Segundo a acusação do MP, a que este jornal teve acesso, Luís Alves teria confrontado em duas ocasiões os agentes da Polícia Nacional. O primeiro confronto aconteceu na Cidade de Cova Figueira, em Novembro de 2018, por ocasião das festas do município de Santa Catarina do Fogo. O segundo caso terá acontecido na localidade de Fonte Aleixo Sul, em Fevereiro deste ano.

Tudo terá acontecido no Bar Café “Nos Cantinho”, quando pessoas não identificadas teriam ligado à Esquadra da Policia local, solicitando que o referido bar fosse fechado, isso porque já era tarde e encontravam-se pessoas ali na porta a fazerem barulho, perturbando os moradores próximos do estabelecimento.

Na sequência, os agentes da Polícia Nacional, que se encontravam de serviço dirigiram-se ao bar indicado e ali pediram a dona do bar para fechar o espaço e deslocaram à Esquadra. Entretanto, o bar continuou aberto, na mesma situação. Os agentes viram-se obrigados a regressarem ao local, tendo solicitado a proprietária para fechar o espaço.

Esta prontificou-se em fechar o bar e pôs-se a diligenciar-se nesse sentido. Mas, segundo a acusação, o deputado Luís Alves, que se encontrava no local ficou a dizer à dona do bar para que não fechasse o bar. Tendo também incentivado os clientes para não saírem dali, ao mesmo tempo que agarrava as que saiam, levando-as para o interior.

Nessa sequência, o arguido, diz a acusação, ofendeu os agentes da Policia Nacional. Que enquanto o arguido assim actuava, pessoas, que ali se encontravam, batiam palmas ao mesmo, numa clara desobediência e ofensa moral aos agentes.

A segunda situação aconteceu em Fevereiro deste ano, na localidade de Fonte Aleixo Sul, concelho de Santa da Catarina. Os agentes deslocaram-se àquela comunidade para se inteirarem de uma denúncia recebida, de que um individuo estava na posse de um machim e que estaria causando desordem naquela zona. Na mesma zona, estava também o deputado Luís Alves.
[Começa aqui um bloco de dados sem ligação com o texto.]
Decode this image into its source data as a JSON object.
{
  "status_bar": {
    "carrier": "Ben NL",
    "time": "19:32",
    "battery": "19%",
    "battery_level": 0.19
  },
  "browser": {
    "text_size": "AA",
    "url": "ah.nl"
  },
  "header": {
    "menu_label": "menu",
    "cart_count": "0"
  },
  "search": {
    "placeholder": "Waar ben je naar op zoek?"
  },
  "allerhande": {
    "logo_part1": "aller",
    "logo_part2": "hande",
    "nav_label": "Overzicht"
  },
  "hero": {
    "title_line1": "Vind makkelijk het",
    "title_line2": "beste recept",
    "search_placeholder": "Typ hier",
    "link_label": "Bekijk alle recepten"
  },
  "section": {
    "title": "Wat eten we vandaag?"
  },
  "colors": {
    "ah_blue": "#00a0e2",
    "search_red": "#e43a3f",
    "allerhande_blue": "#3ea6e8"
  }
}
Chegados ali, os agentes encontraram o individuo dentro de uma casa. A proprietária da moradia permitiu a entrada dos agentes. Enquanto isso, Luís Alves entrou em cena e teria dito aos policiais de que não poderiam entrar na casa, que ele é advogado do individuo que causava desordem e que este não tinha que falar com eles.
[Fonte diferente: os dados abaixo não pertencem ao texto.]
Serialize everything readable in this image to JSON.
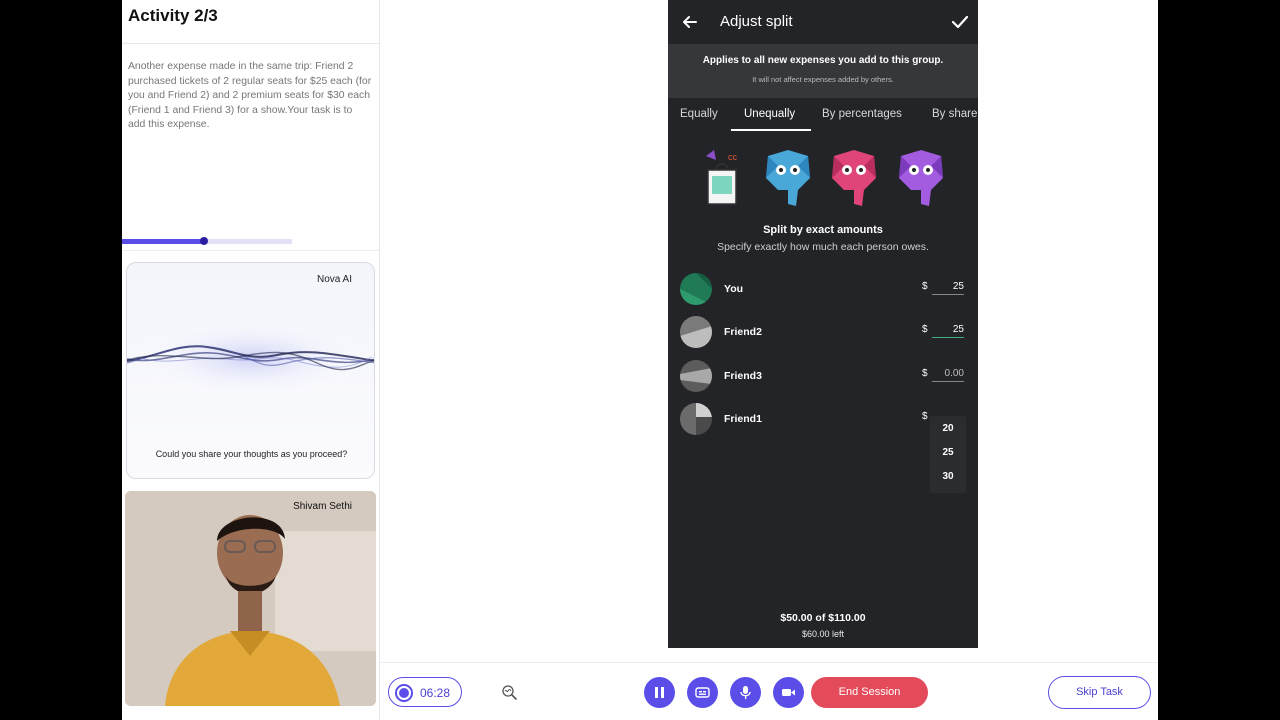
{
  "activity": {
    "title": "Activity 2/3",
    "task": "Another expense made in the same trip: Friend 2 purchased tickets of 2 regular seats for $25 each (for you and Friend 2) and 2 premium seats for $30 each (Friend 1 and Friend 3) for a show.Your task is to add this expense.",
    "progress_fraction": 0.48
  },
  "ai": {
    "name": "Nova AI",
    "question": "Could you share your thoughts as you proceed?"
  },
  "participant": {
    "name": "Shivam Sethi"
  },
  "phone": {
    "title": "Adjust split",
    "notice_main": "Applies to all new expenses you add to this group.",
    "notice_sub": "It will not affect expenses added by others.",
    "tabs": [
      {
        "label": "Equally"
      },
      {
        "label": "Unequally"
      },
      {
        "label": "By percentages"
      },
      {
        "label": "By share"
      }
    ],
    "split_title": "Split by exact amounts",
    "split_sub": "Specify exactly how much each person owes.",
    "currency": "$",
    "people": [
      {
        "name": "You",
        "amount": "25"
      },
      {
        "name": "Friend2",
        "amount": "25"
      },
      {
        "name": "Friend3",
        "amount": "0.00"
      },
      {
        "name": "Friend1",
        "amount": ""
      }
    ],
    "suggestions": [
      "20",
      "25",
      "30"
    ],
    "total": "$50.00 of $110.00",
    "left": "$60.00 left"
  },
  "controls": {
    "timer": "06:28",
    "end_label": "End Session",
    "skip_label": "Skip Task"
  },
  "colors": {
    "accent": "#5b4ee8",
    "end": "#e34a5a",
    "phone_bg": "#232427"
  }
}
Enquanto demorava a conversa, o desordeiro saiu na rua e os agentes pediram-no para acompanha-los à Esquadra Policial, para averiguações. Mas Luís Alves, segundo a acusação, teria abraçado o individuo impedindo-o de acompanhar os agentes.
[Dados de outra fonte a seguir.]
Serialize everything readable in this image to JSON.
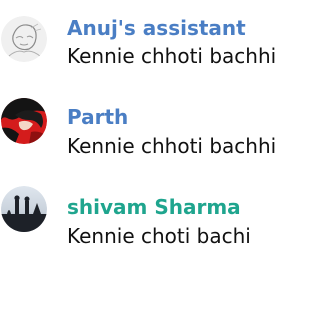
{
  "messages": [
    {
      "sender": "Anuj's assistant",
      "sender_color": "#4a7ec4",
      "text": "Kennie chhoti bachhi",
      "avatar_icon": "sketch-avatar-icon"
    },
    {
      "sender": "Parth",
      "sender_color": "#4a7ec4",
      "text": "Kennie chhoti bachhi",
      "avatar_icon": "red-black-anime-avatar-icon"
    },
    {
      "sender": "shivam Sharma",
      "sender_color": "#1fa58e",
      "text": "Kennie choti bachi",
      "avatar_icon": "silhouette-photo-avatar-icon"
    }
  ]
}
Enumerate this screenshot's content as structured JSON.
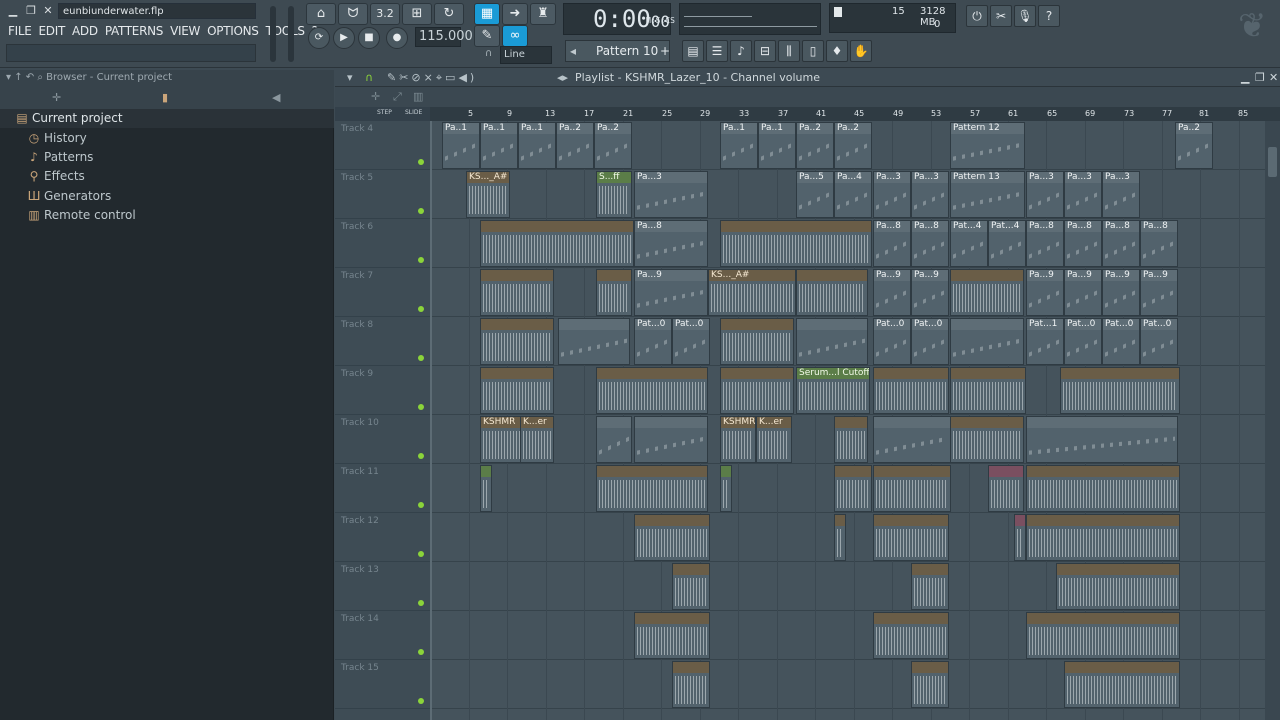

Com o decorrer da conversa, Luís Alves teria afastado do individuo. Os agentes aproveitaram do momento para ladearem e algemar o causador da desordem. Ao se perceber da situação, o deputado aproximou dos agentes e teria empurrado os agentes, com as mãos, isso no peito e teria arrancando o botão da camisa da farda de um dos agentes. O eleito teria ofendido com palavras injuriosas aos policiais.

Pelo exposto, o Ministério Público acusa o deputado do MpD, eleito pelo círculo do Fogo de ter cometido, em autoria material e na forma consumada, cinco crimes de injúria e um crime de Resistência. Por isso, ficou sob Termo de Identidade e Residência-TIR.

Entretanto, a lei permite a detenção do deputado em flagrante delito. Exceptuada essa possibilidade, o eleito só pode responder perante o tribunal com o levantamento da imunidade. Prometemos retomar essa matéria para esclarecer em que circunstâncias Alves foi acusado pelo Ministério Público, ouvindo a sua reacção enquanto deputado ventoinha pelo Círculo Eleitoral do Fogo – ainda não falou à imprensa.